Chair Zoë Charlton
Professor Emeritus/a N. Broude, M.D. Garrard, S. Lewis, M. Oxman, S. Pace, L. Penay
Professor D. Kimes
Associate Professor Emeritus/a M. Graham, M. Hirano, D. Kahn, C. Ravenal
Associate Professor K. Butler, J. Bellow, Z. Charlton, T. Doud, A. Holtin, H. Langa, C. Montes, A. Pearson, K. Resnick, L. Silva
Assistant Professor D. Mysliwiec, I. Sakellion
Professorial Lecturer J. Allen, C. Totten, N. Wowsugi
The Department of Art encompasses the creative activities of the fine arts (painting, sculpture, printmaking, and new media practices), the artistic applications of design, and the theoretical and historical concerns of art history. These complementary programs function together, so that the student gains not only depth of knowledge in a chosen specialty but also the breadth of experience that yields understanding of artistic traditions, values, cultural awareness, and contemporary issues. A faculty of exhibiting artists, practicing designers, published and respected historians, and strong studio programs focused on giving students facility with materials and familiarity with visual and theoretical concepts make the art department, in effect, an art school within a university.
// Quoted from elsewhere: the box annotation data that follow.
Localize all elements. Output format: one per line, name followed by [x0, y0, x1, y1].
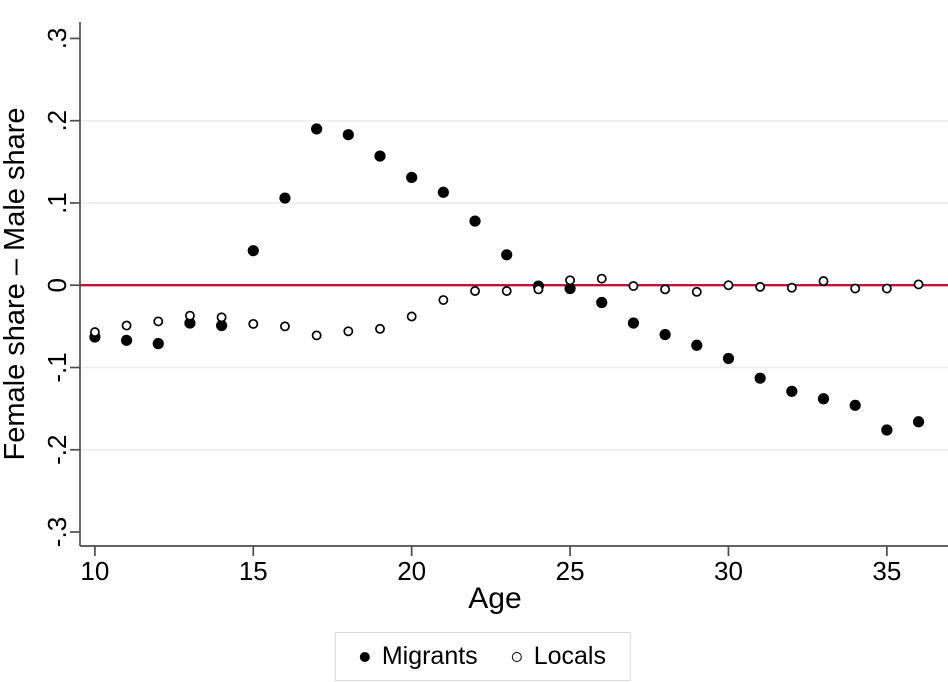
locals-point — [248, 318, 259, 329]
x-tick-label: 10 — [80, 556, 109, 586]
locals-point — [660, 284, 671, 295]
migrants-point — [120, 334, 133, 346]
migrants-point — [627, 317, 640, 329]
migrants-point — [849, 399, 861, 411]
locals-point — [596, 273, 607, 284]
migrants-point — [342, 129, 354, 141]
y-tick-label: -.3 — [42, 517, 72, 547]
locals-point — [470, 286, 480, 296]
x-axis-title: Age — [468, 582, 522, 615]
x-tick-label: 35 — [872, 556, 901, 586]
locals-point — [723, 280, 734, 291]
migrants-point — [754, 372, 766, 384]
locals-point — [184, 310, 195, 321]
migrants-point — [279, 192, 291, 204]
y-axis-title: Female share – Male share — [0, 107, 31, 461]
migrants-point — [817, 393, 830, 405]
migrants-point — [469, 215, 481, 227]
x-tick-label: 15 — [239, 556, 268, 586]
locals-point — [533, 284, 544, 295]
locals-point — [818, 276, 829, 287]
locals-point — [755, 281, 766, 292]
locals-point — [406, 311, 417, 322]
legend-label-migrants: Migrants — [381, 642, 478, 670]
migrants-point — [659, 328, 671, 341]
legend: Migrants Locals — [334, 632, 631, 681]
migrants-point — [374, 150, 386, 162]
legend-label-locals: Locals — [533, 642, 606, 670]
x-tick-label: 30 — [714, 556, 743, 586]
y-tick-label: .2 — [42, 110, 72, 132]
locals-point — [628, 281, 639, 292]
filled-circle-icon — [359, 651, 370, 662]
migrants-point — [184, 317, 196, 329]
locals-point — [691, 286, 702, 297]
y-tick-label: 0 — [42, 278, 72, 292]
y-tick-label: -.2 — [42, 435, 72, 465]
locals-point — [375, 323, 385, 334]
y-tick-label: -.1 — [42, 352, 72, 382]
migrants-point — [501, 249, 513, 261]
locals-point — [280, 321, 290, 332]
migrants-point — [722, 352, 735, 365]
migrants-point — [152, 338, 164, 350]
migrants-point — [881, 424, 893, 436]
migrants-point — [311, 123, 323, 135]
migrants-point — [596, 296, 608, 309]
migrants-point — [216, 319, 228, 332]
migrants-point — [691, 339, 703, 351]
migrants-point — [786, 385, 798, 397]
legend-item-migrants: Migrants — [359, 642, 478, 671]
locals-point — [881, 283, 892, 294]
locals-point — [786, 282, 797, 293]
locals-point — [438, 295, 449, 305]
locals-point — [216, 312, 227, 323]
migrants-point — [437, 186, 449, 198]
locals-point — [89, 327, 100, 338]
locals-point — [343, 326, 354, 337]
migrants-point — [406, 171, 418, 184]
open-circle-icon — [511, 651, 522, 662]
locals-point — [153, 316, 164, 327]
y-tick-label: .3 — [42, 28, 72, 50]
x-tick-label: 20 — [397, 556, 426, 586]
locals-point — [850, 283, 861, 294]
migrants-point — [564, 282, 576, 295]
locals-point — [501, 286, 512, 296]
locals-point — [913, 279, 924, 290]
migrants-point — [912, 416, 925, 428]
x-tick-label: 25 — [556, 556, 585, 586]
locals-point — [565, 275, 576, 286]
legend-item-locals: Locals — [511, 642, 606, 671]
migrants-point — [247, 245, 259, 257]
locals-point — [121, 320, 132, 331]
y-tick-label: .1 — [42, 192, 72, 214]
locals-point — [311, 330, 322, 341]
The Art Department offers the Bachelor of Arts in Art History, Graphic Design, or Studio Art, all of which can also be taken as minors, a Bachelor of Fine Arts, a Master of Arts in Art History, and a Master of Fine Arts in Studio Art.
The study of art awakens the ability to undertake a serious exploration of visual form, opens the mind to the special meanings encoded in visual language, and develops the creative, expressive, and analytic abilities inherent in all people. In studio courses, students learn to see with acuity, to explore forms in nature or from the imagination, and to make images that are formally coherent and personally expressive. In art history courses, students are introduced to the art of civilizations past and present, learn how to interpret works of art critically and historically, and discover how art functions both to reflect and to shape social values. In graphic design courses, students develop an understanding of the dynamic power of visual imagery and learn to apply their knowledge of the formal elements of art to the production of effective graphic communication.
American University’s Katzen Arts Center provides students with a state of the art facility for the investigation and pursuit of both the visual and performing arts. The Art Department’s classrooms and studios are equipped for the instruction of drawing, painting, printmaking, sculpture, design, computer graphics, new media practices, and art history.
As well as multiple performance stages and a full array of classroom and studio facilities, the Katzen Arts Center contains more than 30,000 square feet of gallery space and an impressive museum including the Watkins and Katzen collections, with works by Avery, Chagall, Dove, Klee, Kokoshka, Marin, Matisse, and Picasso, and a vital rotating schedule of exhibitions. The many world-class museums in Washington, DC also form an integral component of students’ experience at American University.
In addition to the full-time faculty, each year the studio program brings nationally and internationally distinguished visiting artists-in-residence to the department, including Olive Ayhens, Gregory Amenoff, Frances Barth, Michael Ray Charles, Susanna Coffey, Diana Cooper, Tara Donovan, Andrew Forge, Theaster Gates, Sam Gilliam, Judy Glantzman, Glenn Goldberg, Michelle Grabner, Joanne Greenbaum, Diana Guerrero-Macia, Hilary Harnischfeger, Julie Heffernan, Bill Jensen, Shirley Kaneda, Peter Krashes, Annette Lawrence, Sharon Louden, Tracy Miller, Catherine Murphy, Judy Pfaff, Howardina Pindell, Tracy Miller, Pat Steir, Stephan Westfall, and others.
An internationally-prominent art history faculty and strong curriculum give the art history major a solid grounding in art as a historical and humanistic discipline in an environment that provides continuing contact with art past and present. Because of the university’s location in one of the major art capitals of the world and its proximity to Washington’s great museums and art collections, all programs afford students the advantage of immediate experience with art masterpieces by diverse artists.
The design curriculum is highly structured and sequential to provide students with the theory and practice of graphic communications design applicable to many purposes, as well as the development of professional production methods. Courses cover publication and editorial design, corporate identity, packaging, illustration, poster design, multimedia, experience and interactive design, etc. Along with creative and technical skills, verbal and analytical abilities are developed through class critiques. Through internships with designers working in the field, students learn to balance the ideal creative solution with the reality of budget constraints, technical limitations, and deadlines.
An important objective of the department is to prepare students for careers in the art world, in academia, and in museums and other professional arts institutions. Given the sound theoretical and technical bases of our programs, graduates find that varied individual career opportunities await them. Depending on the specific discipline pursued, they have become professional painters and sculptors, teachers, critics, graphic designers, illustrators, and exhibition design specialists. Graduates also go on to PhD programs and careers in museum and gallery work, visual resources, and historic preservation.